The MASM Forum
General => The Campus => Topic started by: jj2007 on February 11, 2018, 12:18:46 PM

Some special ways to move a number into an XMM register:
xorps xmm0, xmm0 ; set to zero, 3 bytes
pxor xmm0, xmm0 ; set to zero, 4 bytes
pcmpeqb xmm0, xmm0 ; set to 1 = FFFFFFFF FFFFFFFF FFFFFFFF FFFFFFFFh, 4 bytes
m2m edx, 127
movd xmm0, edx ; set to 1 ... 127, 7 bytes
movd xmm0, MyDword ; set to any DWORD range number, 8+4=12 bytes
movups xmm0, MyOword ; 7+16=23 bytes

The PUNPCKLBW, PUNPCKLWD, PUNPCKLDQ
I found out by using same reg on both operand you can unpack same dword/real4 or Word or byte values to a full XMM reg
movd xmm0,eax
PUNPCKLDQ xmm0,xmm0
sorry but it works only with mmx regs
maybe combined with other unpack it works for those who havent SSSE3 PSHUFB to fill XMM reg with one byte
wonder if I start a workerthread, if xmm regs are already zeroed or not?

How can you fill a "full" xmm reg? In my tests it fills either the lower or upper half... but pshufd does the full job:
include \masm32\MasmBasic\MasmBasic.inc ; download (http://masm32.com/board/index.php?topic=94.0)
Init
mov eax, 12345678h
movd xmm0,eax
PUNPCKLDQ xmm0,xmm0
deb 4, "PUNPCKLDQ", x:xmm0
movd xmm0,eax
PSHUFD xmm0,xmm0, 0
deb 4, "PSHUFD ", x:xmm0
EndOfCode
Result:
PUNPCKLDQ x:xmm0 00000000 00000000 12345678 12345678
PSHUFD x:xmm0 12345678 12345678 12345678 12345678
> wonder if I start a workerthread, if xmm regs are already zeroed or not?
It seems so, at least on Win764, but if it's not a documented feature, you better not rely on it 8)

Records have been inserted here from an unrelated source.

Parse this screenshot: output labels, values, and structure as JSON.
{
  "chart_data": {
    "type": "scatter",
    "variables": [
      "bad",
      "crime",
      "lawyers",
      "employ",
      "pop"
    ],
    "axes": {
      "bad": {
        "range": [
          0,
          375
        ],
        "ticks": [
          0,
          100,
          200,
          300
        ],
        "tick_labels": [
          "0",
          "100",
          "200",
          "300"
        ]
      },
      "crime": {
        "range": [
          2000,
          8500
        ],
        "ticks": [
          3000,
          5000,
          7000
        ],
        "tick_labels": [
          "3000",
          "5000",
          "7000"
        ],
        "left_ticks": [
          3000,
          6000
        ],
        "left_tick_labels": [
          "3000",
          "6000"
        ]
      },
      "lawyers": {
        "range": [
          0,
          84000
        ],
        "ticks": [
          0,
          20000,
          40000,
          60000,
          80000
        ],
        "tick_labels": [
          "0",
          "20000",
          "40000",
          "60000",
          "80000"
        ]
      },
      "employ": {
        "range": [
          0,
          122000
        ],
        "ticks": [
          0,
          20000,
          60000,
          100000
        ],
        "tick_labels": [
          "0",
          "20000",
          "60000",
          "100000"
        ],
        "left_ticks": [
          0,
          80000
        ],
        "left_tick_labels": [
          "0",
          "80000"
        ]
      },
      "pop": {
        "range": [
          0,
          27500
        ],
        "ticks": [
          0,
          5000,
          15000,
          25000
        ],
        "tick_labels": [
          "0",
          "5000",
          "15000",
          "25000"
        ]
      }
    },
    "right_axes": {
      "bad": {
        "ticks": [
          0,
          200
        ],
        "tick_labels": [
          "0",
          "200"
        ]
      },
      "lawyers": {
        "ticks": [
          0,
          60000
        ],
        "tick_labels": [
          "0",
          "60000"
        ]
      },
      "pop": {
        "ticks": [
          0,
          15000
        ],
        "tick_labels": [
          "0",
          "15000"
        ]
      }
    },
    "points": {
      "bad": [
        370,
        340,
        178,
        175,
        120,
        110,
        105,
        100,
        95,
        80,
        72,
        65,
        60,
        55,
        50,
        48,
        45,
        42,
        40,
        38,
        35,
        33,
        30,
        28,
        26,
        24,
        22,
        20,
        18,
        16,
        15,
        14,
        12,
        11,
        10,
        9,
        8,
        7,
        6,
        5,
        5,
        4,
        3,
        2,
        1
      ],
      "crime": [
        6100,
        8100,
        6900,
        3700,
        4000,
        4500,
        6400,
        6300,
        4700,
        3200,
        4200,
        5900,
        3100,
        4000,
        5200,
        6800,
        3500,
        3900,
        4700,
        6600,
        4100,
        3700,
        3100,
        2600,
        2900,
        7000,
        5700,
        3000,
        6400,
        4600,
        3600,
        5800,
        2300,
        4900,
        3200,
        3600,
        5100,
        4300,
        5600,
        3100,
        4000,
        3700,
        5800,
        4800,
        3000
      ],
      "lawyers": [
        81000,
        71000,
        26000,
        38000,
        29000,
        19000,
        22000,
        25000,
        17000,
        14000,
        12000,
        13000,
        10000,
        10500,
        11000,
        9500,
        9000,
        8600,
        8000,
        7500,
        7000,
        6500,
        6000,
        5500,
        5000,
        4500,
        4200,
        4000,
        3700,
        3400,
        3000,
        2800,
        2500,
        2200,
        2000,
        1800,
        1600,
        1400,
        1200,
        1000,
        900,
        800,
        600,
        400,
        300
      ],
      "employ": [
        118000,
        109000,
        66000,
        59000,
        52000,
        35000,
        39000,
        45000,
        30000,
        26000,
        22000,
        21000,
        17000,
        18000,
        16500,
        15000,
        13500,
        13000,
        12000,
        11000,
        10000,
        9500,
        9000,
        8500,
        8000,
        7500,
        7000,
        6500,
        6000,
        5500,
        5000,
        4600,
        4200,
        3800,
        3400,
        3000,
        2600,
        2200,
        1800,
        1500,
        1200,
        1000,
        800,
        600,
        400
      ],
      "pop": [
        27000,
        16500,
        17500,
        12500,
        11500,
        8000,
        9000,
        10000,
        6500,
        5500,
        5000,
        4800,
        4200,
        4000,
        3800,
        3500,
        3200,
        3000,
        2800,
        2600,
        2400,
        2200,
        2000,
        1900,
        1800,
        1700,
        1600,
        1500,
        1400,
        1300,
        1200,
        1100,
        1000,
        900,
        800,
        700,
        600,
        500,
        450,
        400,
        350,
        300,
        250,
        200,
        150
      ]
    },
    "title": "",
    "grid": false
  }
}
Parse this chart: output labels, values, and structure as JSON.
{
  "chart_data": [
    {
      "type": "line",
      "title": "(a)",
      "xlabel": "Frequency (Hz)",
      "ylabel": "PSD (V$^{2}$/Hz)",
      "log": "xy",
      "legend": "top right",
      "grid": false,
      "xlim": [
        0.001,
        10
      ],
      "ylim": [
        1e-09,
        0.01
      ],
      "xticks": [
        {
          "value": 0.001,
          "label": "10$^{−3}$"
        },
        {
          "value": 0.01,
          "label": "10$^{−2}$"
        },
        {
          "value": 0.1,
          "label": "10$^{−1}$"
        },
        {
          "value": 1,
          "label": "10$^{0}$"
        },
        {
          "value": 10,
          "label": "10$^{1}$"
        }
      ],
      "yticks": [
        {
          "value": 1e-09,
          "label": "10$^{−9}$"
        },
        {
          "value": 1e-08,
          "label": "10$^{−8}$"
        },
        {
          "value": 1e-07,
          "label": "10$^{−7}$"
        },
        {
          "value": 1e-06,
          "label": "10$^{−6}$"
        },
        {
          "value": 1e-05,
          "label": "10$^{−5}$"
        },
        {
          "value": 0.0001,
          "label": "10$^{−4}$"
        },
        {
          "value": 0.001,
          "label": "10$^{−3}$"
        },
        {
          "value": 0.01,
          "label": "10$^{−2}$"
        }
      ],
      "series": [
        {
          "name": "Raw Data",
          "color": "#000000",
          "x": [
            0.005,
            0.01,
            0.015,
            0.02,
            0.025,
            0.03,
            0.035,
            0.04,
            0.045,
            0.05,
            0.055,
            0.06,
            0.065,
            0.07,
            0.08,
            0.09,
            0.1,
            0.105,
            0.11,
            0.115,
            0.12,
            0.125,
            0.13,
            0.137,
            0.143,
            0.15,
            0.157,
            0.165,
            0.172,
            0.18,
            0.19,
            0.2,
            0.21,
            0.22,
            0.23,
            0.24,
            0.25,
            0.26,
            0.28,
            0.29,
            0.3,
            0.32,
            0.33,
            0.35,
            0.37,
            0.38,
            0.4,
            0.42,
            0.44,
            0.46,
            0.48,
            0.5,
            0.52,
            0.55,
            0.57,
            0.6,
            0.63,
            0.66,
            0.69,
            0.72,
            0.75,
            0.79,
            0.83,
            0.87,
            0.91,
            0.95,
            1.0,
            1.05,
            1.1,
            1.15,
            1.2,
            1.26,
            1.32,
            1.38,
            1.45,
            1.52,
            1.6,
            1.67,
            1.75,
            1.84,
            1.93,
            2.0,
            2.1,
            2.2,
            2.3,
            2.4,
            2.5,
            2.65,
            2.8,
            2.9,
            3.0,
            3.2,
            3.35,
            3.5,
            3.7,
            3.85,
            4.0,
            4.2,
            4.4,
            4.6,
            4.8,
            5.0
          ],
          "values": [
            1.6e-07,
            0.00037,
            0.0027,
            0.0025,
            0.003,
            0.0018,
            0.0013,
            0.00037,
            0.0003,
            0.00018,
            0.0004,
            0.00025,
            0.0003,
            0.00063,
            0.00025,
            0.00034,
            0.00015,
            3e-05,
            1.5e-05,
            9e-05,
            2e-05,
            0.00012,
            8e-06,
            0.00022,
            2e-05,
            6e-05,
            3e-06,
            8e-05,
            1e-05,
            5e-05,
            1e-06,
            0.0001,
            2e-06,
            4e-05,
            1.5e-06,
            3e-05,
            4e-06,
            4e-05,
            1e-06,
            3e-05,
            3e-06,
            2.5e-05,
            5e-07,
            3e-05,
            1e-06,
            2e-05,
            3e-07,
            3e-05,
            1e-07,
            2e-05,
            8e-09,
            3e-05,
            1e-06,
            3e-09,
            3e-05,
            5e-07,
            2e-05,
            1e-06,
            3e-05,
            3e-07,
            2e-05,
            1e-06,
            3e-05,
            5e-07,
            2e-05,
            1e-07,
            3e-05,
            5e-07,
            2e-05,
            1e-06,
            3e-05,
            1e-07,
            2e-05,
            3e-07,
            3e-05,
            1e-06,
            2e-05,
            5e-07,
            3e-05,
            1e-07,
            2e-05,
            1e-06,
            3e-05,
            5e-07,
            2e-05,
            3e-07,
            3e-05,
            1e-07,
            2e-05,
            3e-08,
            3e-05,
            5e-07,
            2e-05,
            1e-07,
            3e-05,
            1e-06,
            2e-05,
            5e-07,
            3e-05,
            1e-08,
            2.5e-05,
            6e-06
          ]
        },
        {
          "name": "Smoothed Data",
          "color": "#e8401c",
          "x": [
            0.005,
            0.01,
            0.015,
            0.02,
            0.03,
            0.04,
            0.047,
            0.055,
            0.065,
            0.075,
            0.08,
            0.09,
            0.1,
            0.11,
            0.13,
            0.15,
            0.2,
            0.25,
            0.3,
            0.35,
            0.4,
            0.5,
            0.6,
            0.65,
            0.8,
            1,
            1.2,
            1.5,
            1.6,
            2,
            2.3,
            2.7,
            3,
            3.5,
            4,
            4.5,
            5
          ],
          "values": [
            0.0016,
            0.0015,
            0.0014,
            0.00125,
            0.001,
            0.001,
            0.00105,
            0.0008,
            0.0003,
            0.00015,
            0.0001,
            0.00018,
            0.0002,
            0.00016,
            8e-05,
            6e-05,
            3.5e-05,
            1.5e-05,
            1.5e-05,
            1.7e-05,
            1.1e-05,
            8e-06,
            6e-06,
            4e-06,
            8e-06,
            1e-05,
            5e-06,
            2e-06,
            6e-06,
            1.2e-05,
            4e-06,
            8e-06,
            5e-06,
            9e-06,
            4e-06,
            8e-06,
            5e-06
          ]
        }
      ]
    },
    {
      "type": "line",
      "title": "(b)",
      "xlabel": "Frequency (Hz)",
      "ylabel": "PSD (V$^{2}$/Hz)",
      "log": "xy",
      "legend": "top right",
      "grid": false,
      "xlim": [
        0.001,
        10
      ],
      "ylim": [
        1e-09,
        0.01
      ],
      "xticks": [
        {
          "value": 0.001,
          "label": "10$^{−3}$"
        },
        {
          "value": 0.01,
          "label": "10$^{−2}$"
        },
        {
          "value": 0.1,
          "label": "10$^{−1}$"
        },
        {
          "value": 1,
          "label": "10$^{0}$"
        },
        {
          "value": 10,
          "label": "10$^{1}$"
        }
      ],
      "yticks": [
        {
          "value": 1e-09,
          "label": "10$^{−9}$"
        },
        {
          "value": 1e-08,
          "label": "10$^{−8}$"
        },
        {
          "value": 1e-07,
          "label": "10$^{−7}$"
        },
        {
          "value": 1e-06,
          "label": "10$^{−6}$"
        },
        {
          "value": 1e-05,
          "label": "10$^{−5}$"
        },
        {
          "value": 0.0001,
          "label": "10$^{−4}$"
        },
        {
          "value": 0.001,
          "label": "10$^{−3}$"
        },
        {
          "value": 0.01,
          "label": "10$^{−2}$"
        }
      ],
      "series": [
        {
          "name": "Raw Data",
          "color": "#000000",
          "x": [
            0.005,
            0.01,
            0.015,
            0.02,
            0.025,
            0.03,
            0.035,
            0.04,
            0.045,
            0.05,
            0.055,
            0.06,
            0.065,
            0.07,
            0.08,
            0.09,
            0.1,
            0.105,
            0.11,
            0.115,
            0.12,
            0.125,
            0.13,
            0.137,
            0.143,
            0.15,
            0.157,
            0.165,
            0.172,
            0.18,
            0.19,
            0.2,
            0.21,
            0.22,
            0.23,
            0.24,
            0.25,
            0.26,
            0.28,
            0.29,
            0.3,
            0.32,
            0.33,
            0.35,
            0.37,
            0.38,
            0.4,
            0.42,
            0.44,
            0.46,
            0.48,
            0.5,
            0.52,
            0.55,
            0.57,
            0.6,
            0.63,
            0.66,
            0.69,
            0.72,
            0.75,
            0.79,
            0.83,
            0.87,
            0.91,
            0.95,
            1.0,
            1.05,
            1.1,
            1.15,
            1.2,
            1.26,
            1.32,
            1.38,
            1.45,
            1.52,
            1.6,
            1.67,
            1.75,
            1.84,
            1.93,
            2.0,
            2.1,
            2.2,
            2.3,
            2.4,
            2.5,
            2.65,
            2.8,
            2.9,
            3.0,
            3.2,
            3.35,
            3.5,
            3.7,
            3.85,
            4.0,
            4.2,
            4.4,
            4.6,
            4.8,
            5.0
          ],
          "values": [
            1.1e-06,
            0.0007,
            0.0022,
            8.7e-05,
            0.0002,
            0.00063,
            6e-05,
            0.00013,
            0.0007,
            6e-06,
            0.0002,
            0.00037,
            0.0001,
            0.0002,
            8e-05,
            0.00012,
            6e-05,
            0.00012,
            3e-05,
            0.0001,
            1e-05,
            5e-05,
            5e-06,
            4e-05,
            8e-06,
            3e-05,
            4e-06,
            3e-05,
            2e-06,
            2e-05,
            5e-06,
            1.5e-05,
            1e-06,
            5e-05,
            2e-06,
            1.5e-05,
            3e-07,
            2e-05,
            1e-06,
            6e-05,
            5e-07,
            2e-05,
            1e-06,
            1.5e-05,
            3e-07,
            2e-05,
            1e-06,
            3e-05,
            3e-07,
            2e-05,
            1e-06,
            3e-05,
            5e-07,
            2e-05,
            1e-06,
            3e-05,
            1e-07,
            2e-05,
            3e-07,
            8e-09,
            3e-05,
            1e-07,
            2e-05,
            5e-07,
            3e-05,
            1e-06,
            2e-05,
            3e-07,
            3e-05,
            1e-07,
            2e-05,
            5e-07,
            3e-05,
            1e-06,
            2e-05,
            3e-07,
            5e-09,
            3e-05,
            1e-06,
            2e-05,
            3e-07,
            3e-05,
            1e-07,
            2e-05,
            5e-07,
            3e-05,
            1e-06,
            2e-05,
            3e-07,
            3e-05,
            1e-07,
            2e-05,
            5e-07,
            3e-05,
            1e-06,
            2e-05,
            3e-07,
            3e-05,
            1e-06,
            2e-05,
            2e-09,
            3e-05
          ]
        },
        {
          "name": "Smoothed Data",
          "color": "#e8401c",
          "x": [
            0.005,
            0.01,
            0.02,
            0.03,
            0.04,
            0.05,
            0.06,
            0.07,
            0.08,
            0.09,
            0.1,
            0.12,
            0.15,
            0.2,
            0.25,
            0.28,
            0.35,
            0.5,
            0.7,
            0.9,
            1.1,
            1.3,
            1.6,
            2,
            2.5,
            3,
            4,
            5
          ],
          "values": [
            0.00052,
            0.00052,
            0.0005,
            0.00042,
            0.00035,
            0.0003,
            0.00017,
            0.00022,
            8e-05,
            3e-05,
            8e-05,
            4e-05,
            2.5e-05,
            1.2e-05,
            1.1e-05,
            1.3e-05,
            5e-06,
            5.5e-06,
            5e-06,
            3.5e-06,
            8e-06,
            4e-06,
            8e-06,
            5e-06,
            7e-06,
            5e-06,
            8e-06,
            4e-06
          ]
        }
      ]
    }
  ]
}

you can fill xmm regs with LUT of most useful mathematical functions, and when you dont need precision you can take two neighbouring Points and (x1+x2)/2 to get approximation of a Point between them
its useful to change signs of several values into a negative curve
so your zero out gets more useful
xorps xmm0,xmm0
subps xmm0,xmm1 ;xmm1 contains positive constants,for example for a sine curve

you can fill xmm regs with LUT of most useful mathematical functions, and when you dont need precision you can take two neighbouring Points and (x1+x2)/2 to get approximation of a Point between them
Sinus() (http://www.webalice.it/jj2006/MasmBasicQuickReference.htm#Mb1334) uses a variant of this method. About 7 times faster than the FPU's fsin, and equally precise, i.e. REAL10 precision.

you can fill xmm regs with LUT of most useful mathematical functions, and when you dont need precision you can take two neighbouring Points and (x1+x2)/2 to get approximation of a Point between them
Sinus() (http://www.webalice.it/jj2006/MasmBasicQuickReference.htm#Mb1334) uses a variant of this method. About 7 times faster than the FPU's fsin, and equally precise, i.e. REAL10 precision.
Masmbasic looks nice,would be nice to try graphics interface,sprites?tile engine?